The VStoxx Index, which gauges the price paid for options to protect against fluctuations in the Euro Stoxx 50, advanced 1.8% to 28.02, a third day of gains.

Lonza sank 3.1% to 108 Swiss francs. The world’s biggest maker of ingredients for pharmaceuticals said first-half net income fell 55% to 120 million francs as orders from drugmakers slowed and costs from opening plants increased.

BHP Billiton, the world’s largest mining company, slid 2.9% to 1,486 pence. Kazakhmys Plc, Kazakhstan’s biggest copper mining company, declined 5% 718.5 pence. Copper, lead, nickel and tin declined in London.

Axa SA, Europe’s second-largest insurer, lost 2.7% to €13.57 as Cazenove cut its recommendation on the shares to “underperform” from “in-line.”

“Neither 2009 earnings nor valuation are likely to be a catalyst for the stock,” London-based analyst Andreas Van Embden wrote in a note to clients. “This is partly the result of low returns in the US businesses.”

Apple rose 4.2% to 157.89 in pre-market New York trading as price cuts attracted more first-time buyers for Macintosh personal computers. The maker of the iPhone reported third-quarter profit of 1.35 a share, surpassing the 1.17 estimated by analysts in a Bloomberg survey. Sales in the quarter ended June 27 rose to 8.34bn, topping estimates of 8.21bn.

Per-share earnings beat projections by an average of 13% for the 96 companies in the Standard & Poor’s 500 Index that reported quarterly results since July 8, according to data compiled by Bloomberg. Analysts forecast profits fell an average 33% in the second quarter and will decrease 20% from July through September, Bloomberg data show.

The earnings season “has been a positive surprise in so far as people were expecting the worst in the second quarter and the worst has not happened,” Hugh Young, a fund manager who helps oversee 35bn in equities for Aberdeen Asset Management Plc in Singapore, said in a Bloomberg Television interview.

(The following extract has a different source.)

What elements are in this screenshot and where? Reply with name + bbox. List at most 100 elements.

TomTom jumped 12% to €7.04 after second-quarter net income of €19.9 million beat analysts’ forecasts for €15.5 million.

Tele2 AB, Sweden’s second-biggest telephone company, added 6.9% to 88.50 kronor after posting a second-quarter net income of 1.14bn kronor, compared with a loss of 54 million kronor a year earlier. Analysts had estimated profit of 945 million kronor, according to a Bloomberg survey.

GlaxoSmithKline Plc erased earlier losses and was unchanged at 1,160 pence after the UK’s largest drugmaker said second- quarter net income rose to £1.44bn from £1.29bn a year earlier.